Passeia pelos bastidores políticos, e o competente blogueiro Paulo Marcelo tratou sobre o assunto aqui no CadaMinuto, a informação de que o PSDB local, agora comandado pelo prefeito Rui Palmeira (PSDB), pode apostar em uma dobradinha “puro-sangue” para o Senado Federal. Os candidatos seriam o ex-governador Teotonio Vilela Filho (PSDB) e o deputado estadual Rodrigo Cunha (PSDB).
Bem, eu não acredito que essa dobradinha se sustente. Os motivos? Se Rui Palmeira for candidato ao governo estadual, como tudo indica, o PSDB já encabeça uma chapa que envolve outros partidos. Estes também possuem seus interesses. No PP, por exemplo, o senador Benedito de Lira já deixou claro que buscará a reeleição e são apenas duas vagas.
O ministro dos Transportes, Maurício Quintella Lessa (PR), também não descarta disputar o Senado Federal.
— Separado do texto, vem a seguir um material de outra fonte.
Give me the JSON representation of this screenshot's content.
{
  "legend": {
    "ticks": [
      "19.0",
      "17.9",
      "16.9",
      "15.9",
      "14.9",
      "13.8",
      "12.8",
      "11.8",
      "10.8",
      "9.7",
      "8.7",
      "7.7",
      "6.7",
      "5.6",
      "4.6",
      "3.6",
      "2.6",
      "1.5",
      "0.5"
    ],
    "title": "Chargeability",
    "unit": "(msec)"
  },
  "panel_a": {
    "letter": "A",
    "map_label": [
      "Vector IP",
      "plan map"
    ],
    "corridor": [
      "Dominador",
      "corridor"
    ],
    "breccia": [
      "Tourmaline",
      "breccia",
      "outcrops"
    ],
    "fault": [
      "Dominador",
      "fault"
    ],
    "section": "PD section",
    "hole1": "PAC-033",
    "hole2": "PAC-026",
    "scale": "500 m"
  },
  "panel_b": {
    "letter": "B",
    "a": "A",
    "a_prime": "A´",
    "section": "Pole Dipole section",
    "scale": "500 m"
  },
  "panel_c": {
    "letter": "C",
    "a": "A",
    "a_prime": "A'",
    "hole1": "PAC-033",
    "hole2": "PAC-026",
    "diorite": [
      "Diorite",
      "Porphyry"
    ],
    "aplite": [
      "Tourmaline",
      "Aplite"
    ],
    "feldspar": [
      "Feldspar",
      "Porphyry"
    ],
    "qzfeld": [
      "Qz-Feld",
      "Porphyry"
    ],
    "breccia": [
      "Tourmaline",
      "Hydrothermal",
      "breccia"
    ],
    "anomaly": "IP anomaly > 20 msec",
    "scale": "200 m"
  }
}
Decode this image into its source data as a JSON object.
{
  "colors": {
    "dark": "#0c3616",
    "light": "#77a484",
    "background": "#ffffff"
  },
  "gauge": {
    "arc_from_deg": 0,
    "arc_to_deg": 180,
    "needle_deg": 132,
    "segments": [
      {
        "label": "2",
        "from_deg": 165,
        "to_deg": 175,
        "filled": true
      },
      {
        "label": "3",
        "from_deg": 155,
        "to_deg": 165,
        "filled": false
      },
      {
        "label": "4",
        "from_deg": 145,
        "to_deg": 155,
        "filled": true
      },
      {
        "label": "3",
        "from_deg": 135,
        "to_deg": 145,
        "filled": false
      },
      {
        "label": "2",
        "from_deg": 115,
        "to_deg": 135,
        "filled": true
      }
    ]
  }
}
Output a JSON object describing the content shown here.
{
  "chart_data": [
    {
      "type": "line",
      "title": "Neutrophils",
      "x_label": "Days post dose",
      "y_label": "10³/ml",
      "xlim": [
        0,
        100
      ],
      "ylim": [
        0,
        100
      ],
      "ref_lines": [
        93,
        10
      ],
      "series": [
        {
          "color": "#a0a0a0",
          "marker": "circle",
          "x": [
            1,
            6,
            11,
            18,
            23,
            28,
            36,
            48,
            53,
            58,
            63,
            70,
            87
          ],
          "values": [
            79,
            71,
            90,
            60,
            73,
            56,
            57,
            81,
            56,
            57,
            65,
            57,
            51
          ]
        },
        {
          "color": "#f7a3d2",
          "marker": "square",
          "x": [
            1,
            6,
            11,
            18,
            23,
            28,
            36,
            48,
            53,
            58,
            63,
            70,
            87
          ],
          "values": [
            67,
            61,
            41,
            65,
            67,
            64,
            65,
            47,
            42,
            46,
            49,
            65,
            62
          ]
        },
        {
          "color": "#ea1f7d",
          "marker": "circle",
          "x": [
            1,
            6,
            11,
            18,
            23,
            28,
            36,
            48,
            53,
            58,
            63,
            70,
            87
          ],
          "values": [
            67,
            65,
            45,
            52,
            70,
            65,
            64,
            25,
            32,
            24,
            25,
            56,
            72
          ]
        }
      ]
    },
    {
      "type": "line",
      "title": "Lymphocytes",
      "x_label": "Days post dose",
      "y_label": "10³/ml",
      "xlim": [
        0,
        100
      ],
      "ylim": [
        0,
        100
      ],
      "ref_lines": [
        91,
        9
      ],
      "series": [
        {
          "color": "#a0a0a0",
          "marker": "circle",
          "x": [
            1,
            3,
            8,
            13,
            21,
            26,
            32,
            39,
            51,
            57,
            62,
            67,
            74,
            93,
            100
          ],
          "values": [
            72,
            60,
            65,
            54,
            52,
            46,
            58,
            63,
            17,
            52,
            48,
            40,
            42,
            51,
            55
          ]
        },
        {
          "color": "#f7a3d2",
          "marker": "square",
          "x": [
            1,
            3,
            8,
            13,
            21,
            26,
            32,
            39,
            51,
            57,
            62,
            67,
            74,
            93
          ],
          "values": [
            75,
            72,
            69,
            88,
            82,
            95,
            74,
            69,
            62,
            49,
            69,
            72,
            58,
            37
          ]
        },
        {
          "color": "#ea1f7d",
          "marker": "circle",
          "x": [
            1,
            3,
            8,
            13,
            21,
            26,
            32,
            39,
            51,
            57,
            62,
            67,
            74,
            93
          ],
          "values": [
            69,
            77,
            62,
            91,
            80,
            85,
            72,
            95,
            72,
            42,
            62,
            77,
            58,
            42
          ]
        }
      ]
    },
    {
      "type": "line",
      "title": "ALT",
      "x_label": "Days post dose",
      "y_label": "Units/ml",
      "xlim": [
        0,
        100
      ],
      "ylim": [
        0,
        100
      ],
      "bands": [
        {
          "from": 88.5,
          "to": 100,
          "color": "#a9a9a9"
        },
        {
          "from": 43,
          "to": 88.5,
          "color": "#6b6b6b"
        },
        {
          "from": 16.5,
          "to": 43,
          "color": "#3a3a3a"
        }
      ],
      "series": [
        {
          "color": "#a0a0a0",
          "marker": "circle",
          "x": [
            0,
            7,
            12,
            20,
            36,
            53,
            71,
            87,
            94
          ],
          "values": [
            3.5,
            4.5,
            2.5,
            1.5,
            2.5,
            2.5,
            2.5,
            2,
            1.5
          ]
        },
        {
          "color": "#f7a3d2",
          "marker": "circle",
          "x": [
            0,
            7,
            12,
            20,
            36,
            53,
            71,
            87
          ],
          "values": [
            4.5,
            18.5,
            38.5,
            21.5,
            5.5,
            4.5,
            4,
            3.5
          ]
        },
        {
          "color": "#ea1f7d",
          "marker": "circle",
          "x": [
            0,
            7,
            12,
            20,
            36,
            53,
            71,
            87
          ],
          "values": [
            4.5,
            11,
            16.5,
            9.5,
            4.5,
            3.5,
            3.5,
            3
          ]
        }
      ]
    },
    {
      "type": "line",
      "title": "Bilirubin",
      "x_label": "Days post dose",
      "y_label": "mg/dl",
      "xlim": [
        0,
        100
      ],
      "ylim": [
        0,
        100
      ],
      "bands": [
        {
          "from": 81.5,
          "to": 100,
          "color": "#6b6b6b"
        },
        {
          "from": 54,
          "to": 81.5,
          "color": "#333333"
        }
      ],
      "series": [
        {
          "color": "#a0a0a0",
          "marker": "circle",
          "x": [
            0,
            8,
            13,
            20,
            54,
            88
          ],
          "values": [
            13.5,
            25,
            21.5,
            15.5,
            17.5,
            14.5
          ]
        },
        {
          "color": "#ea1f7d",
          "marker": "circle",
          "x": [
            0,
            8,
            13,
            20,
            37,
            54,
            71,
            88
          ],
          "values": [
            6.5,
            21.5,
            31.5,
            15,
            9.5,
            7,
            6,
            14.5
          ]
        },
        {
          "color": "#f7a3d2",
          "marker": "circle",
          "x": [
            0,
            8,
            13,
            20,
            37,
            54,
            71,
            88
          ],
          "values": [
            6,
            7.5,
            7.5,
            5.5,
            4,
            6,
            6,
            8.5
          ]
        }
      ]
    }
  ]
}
Como são apenas duas vagas, são interesses que os aliados da oposição ao governador Renan Filho (PMDB) precisarão conjugar. É difícil, portanto, aceitar que o PSDB ocupe todos os espaços majoritários. Se Vilela for candidato ao Senado Federal, a outra vaga ficará provavelmente com outro partido.
Ciente de sua dificuldade de espaços para voos maiores, Rodrigo Cunha já possui um pé em outro partido: O Livres. Os diálogos por lá existem e podem levar Cunha a disputar o Senado Federal. É inegável que o parlamentar tem aceitação e densidade eleitoral para tentar voos maiores do que a cadeira na Assembleia Legislativa do Estado de Alagoas.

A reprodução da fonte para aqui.